Thomas George, Klatt Brian, Blight Andrew
Arch Drug Inf. 2010 Mar;3(1):19-25. doi: 10.1111/j.1753-5174.2009.00027.x.
4-Aminopyridine (fampridine), a potassium channel blocker, has demonstrated efficacy in improving lower extremity strength and walking speed in patients with multiple sclerosis. Since in vitro electrophysiologic studies are recommended for evaluating a drug's potential to prolong the QT interval and induce such cardiac arrhythmias as Torsades de Pointes, we examined the electrophysiologic effects of 4-aminopyridine (0.5, 5.0, 50, and 500 microM) on isolated canine Purkinje fibers. METHODS: Microelectrodes monitored the resting membrane potential, overshoot, amplitude of action potential (AP), and maximal rate of depolarization of the AP upstroke in Purkinje fibers stimulated at 0.5 and 1.0 Hz. RESULTS: None of the above variables were altered in the presence of 4-aminopyridine. The AP duration at 30%, 50%, and 90% repolarization was also monitored, with only the 500-microM concentration at the 1.0-Hz frequency significantly increasing these values with respect to baseline (P < 0.05). However, the small sample size (N = 4) was small. The proportional increases, and their 95% confidence intervals, were 90.8% (-36.4%, 218.0%), 25.8% (11.9%, 39.7%), and 22.0% (14.9%, 29.1%) for APD 30%, 50%, and 90% repolarization, respectively. Reverse rate dependence was not observed, suggesting inhibition of ion channels other than those contributing to QT interval prolongation.

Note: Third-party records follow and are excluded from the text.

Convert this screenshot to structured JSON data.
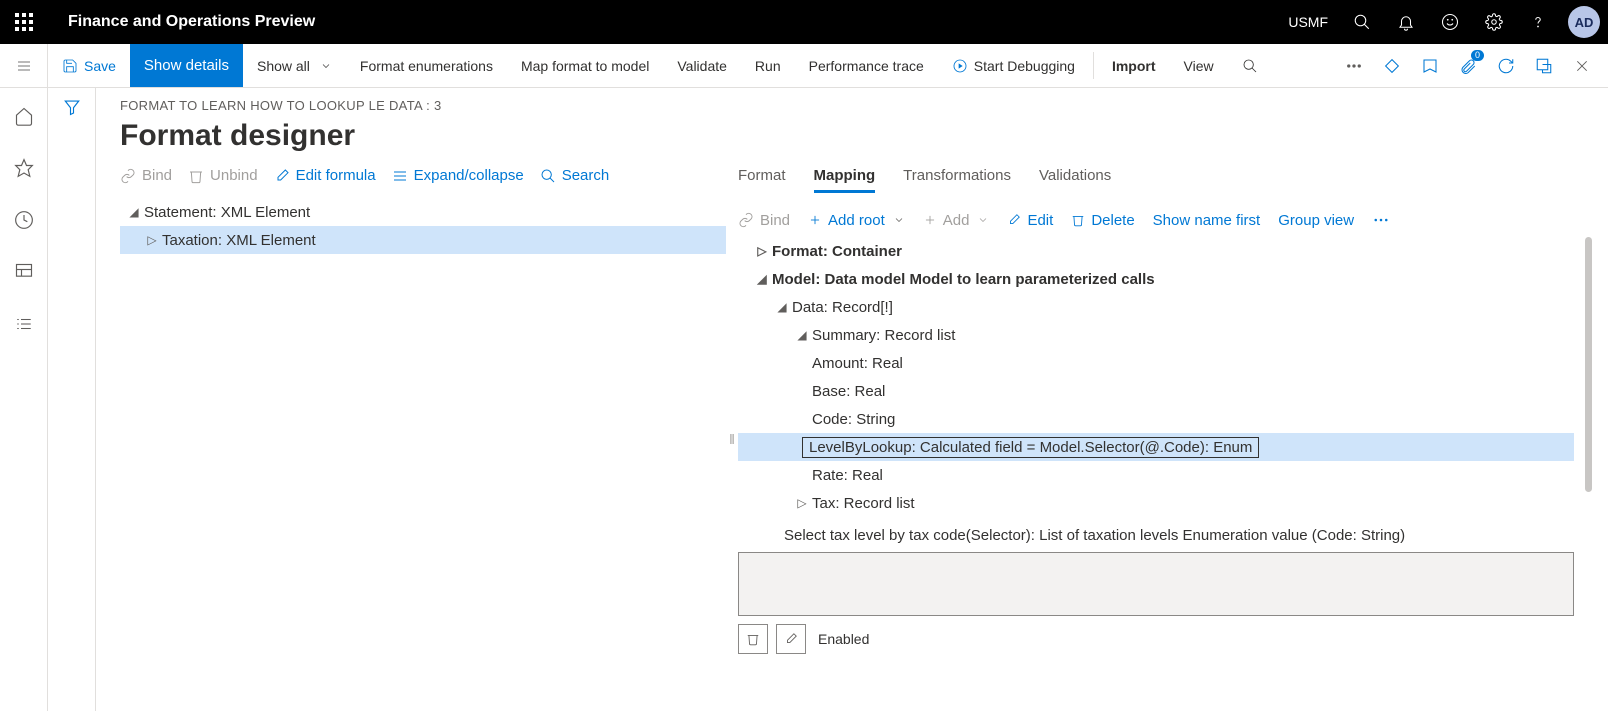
{
  "topbar": {
    "app_title": "Finance and Operations Preview",
    "entity": "USMF",
    "avatar": "AD"
  },
  "commandbar": {
    "save": "Save",
    "show_details": "Show details",
    "show_all": "Show all",
    "format_enum": "Format enumerations",
    "map_format": "Map format to model",
    "validate": "Validate",
    "run": "Run",
    "perf_trace": "Performance trace",
    "start_debug": "Start Debugging",
    "import": "Import",
    "view": "View",
    "badge_count": "0"
  },
  "page": {
    "breadcrumb": "FORMAT TO LEARN HOW TO LOOKUP LE DATA : 3",
    "title": "Format designer"
  },
  "left_toolbar": {
    "bind": "Bind",
    "unbind": "Unbind",
    "edit_formula": "Edit formula",
    "expand": "Expand/collapse",
    "search": "Search"
  },
  "left_tree": {
    "row0": "Statement: XML Element",
    "row1": "Taxation: XML Element"
  },
  "tabs": {
    "format": "Format",
    "mapping": "Mapping",
    "transformations": "Transformations",
    "validations": "Validations"
  },
  "mapping_toolbar": {
    "bind": "Bind",
    "add_root": "Add root",
    "add": "Add",
    "edit": "Edit",
    "delete": "Delete",
    "show_name_first": "Show name first",
    "group_view": "Group view"
  },
  "right_tree": {
    "r0": "Format: Container",
    "r1": "Model: Data model Model to learn parameterized calls",
    "r2": "Data: Record[!]",
    "r3": "Summary: Record list",
    "r4": "Amount: Real",
    "r5": "Base: Real",
    "r6": "Code: String",
    "r7": "LevelByLookup: Calculated field = Model.Selector(@.Code): Enum",
    "r8": "Rate: Real",
    "r9": "Tax: Record list",
    "info": "Select tax level by tax code(Selector): List of taxation levels Enumeration value (Code: String)"
  },
  "footer": {
    "enabled": "Enabled"
  }
}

4-氨基吡啶(法吡拉定)是一种钾通道阻滞剂,已证明其在改善多发性硬化症患者下肢力量和步行速度方面具有疗效。由于推荐进行体外电生理研究以评估药物延长QT间期和诱发如尖端扭转型室性心动过速等心律失常的可能性,我们研究了4-氨基吡啶(0.5、5.0、50和500微摩尔)对离体犬浦肯野纤维的电生理作用。方法:微电极监测在0.5和1.0赫兹刺激下浦肯野纤维的静息膜电位、超射、动作电位(AP)幅度和AP上升支的最大去极化速率。结果:在4-氨基吡啶存在的情况下,上述变量均未改变。还监测了复极化30%、50%和90%时的AP持续时间,仅在1.0赫兹频率下500微摩尔浓度相对于基线显著增加了这些值(P<0.05)。然而,样本量较小(N = 4)。复极化30%、50%和90%时APD的比例增加及其95%置信区间分别为90.8%(-36.4%,218.0%)、25.8%(11.9%,39.7%)和22.0%(14.9%,29.1%)。未观察到反向频率依赖性,提示抑制的离子通道不同于导致QT间期延长的离子通道。